Six buckets of fields: identity (brand, ESP, list size, niche), send (hour, day, cadence, frequency drift), content (subject, preheader, hook archetype, sentiment, readability), design (image-to-text ratio, CTA count, dark-mode rendering), deliverability (SPF, DKIM, DMARC, BIMI, footer compliance), and conversion (primary CTA URL, anchor text, secondary CTAs). Skipping deliverability and design is the most common mistake; those two buckets explain why a strong subject line still misses the inbox.
How many competitors should I track?
For manual tracking, three to five direct rivals plus two adjacent brands you respect. Past five, the workflow stops being consistent because you start cutting corners on the slower fields like sentiment and ESP fingerprinting.
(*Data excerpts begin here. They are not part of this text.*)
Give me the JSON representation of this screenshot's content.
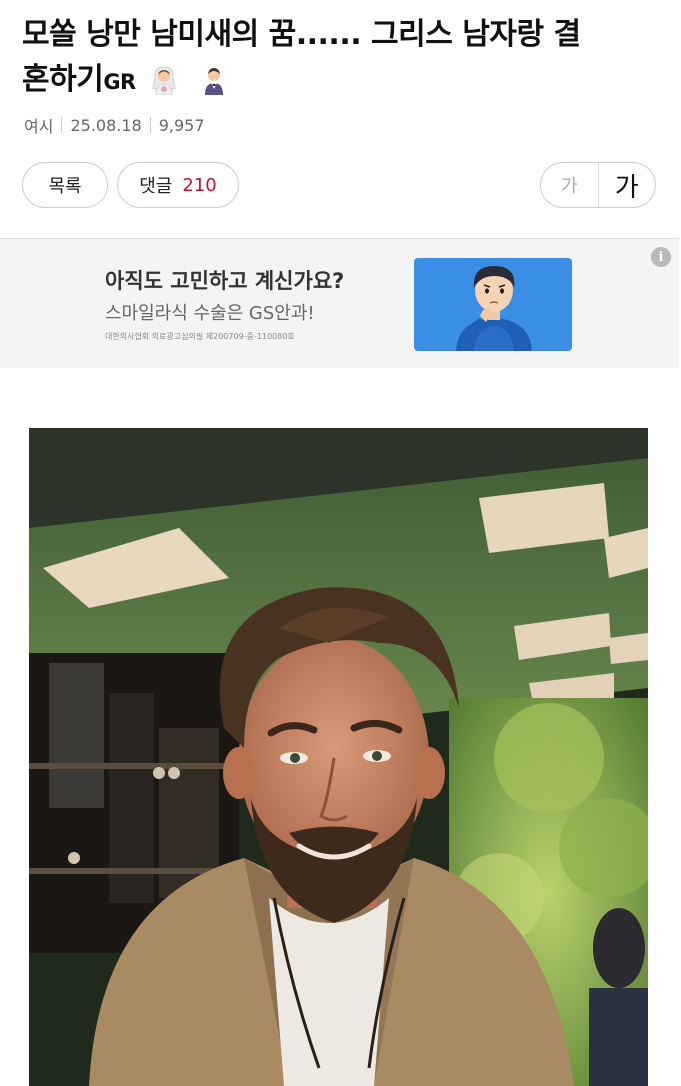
{
  "post": {
    "title_line1": "모쏠 낭만 남미새의 꿈...... 그리스 남자랑 결",
    "title_line2": "혼하기",
    "title_suffix": "GR",
    "title_emojis": [
      "bride-emoji",
      "groom-emoji"
    ],
    "author": "여시",
    "date": "25.08.18",
    "views": "9,957"
  },
  "actions": {
    "list_label": "목록",
    "comment_label": "댓글",
    "comment_count": "210",
    "font_small_label": "가",
    "font_large_label": "가"
  },
  "ad": {
    "headline": "아직도 고민하고 계신가요?",
    "subline": "스마일라식 수술은 GS안과!",
    "fine_print": "대한의사협회 의료광고심의필 제200709-중-110080호",
    "info_label": "i",
    "image_icon": "thinking-man-illustration"
  },
  "content": {
    "image_icon": "smiling-bearded-man-photo"
  },
  "colors": {
    "comment_count": "#c8102e",
    "ad_background": "#f4f4f4",
    "ad_image_bg": "#3a8ee6"
  }
}
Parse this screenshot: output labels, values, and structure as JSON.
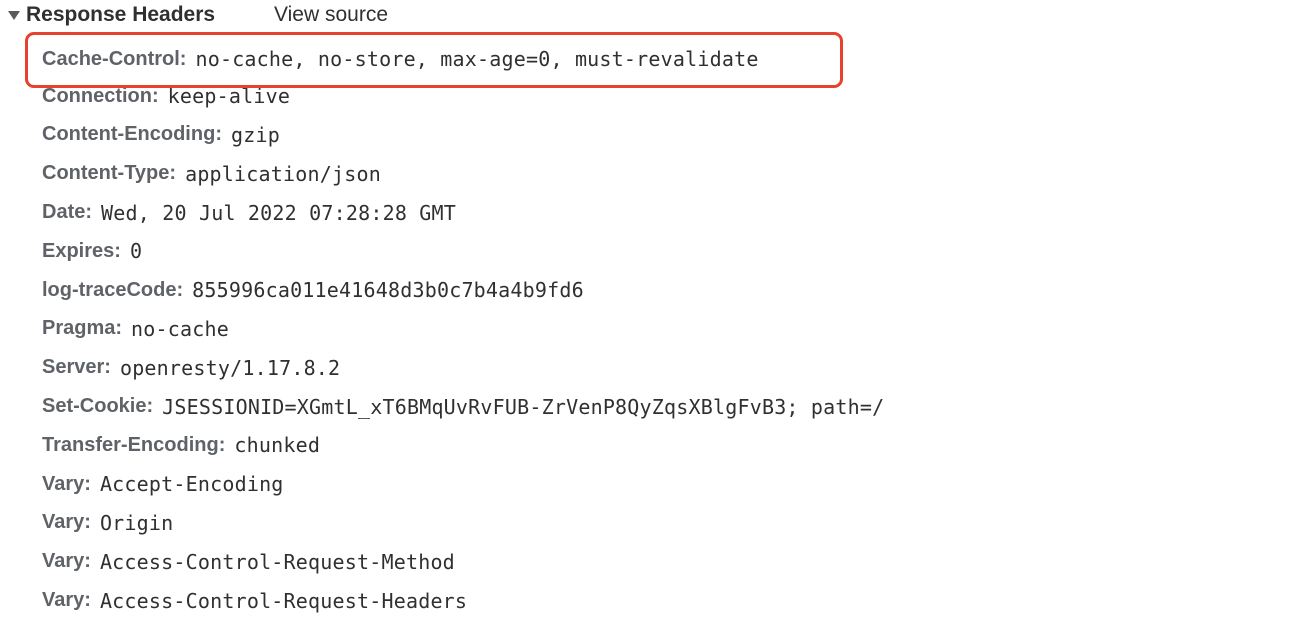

If you need to monitor twenty or more brands, automate it; the sheet becomes the bottleneck and your judgment goes with it.
How often should I audit competitor newsletters?
A two-week capture every quarter catches strategy shifts without burning out the analyst. The exception is the four weeks after a rival announces a fundraise, a rebrand, or a pricing change, when send patterns and CTAs change fast. Daily monitoring is overkill unless you are running a competing launch in the same week.
Can I analyze competitor emails legally?
Yes, in most jurisdictions. You are subscribing to a public list and reading what arrives in your inbox; that is fair use in the US and the EU for competitive research. The lines you don't cross are reselling the content, scraping subscriber lists, or impersonating customers to access gated material. Standard competitor analysis is fine.
What is the difference between a competitor analysis template and a competitive intelligence tool?
A template is a structure you fill in by hand, one row per send. A tool ingests sends automatically, runs the same 27-field extraction every time, and surfaces patterns across many brands. Templates work well under five brands. Tools pay off past the five-brand wall, or when you need answers in hours instead of weekend mornings.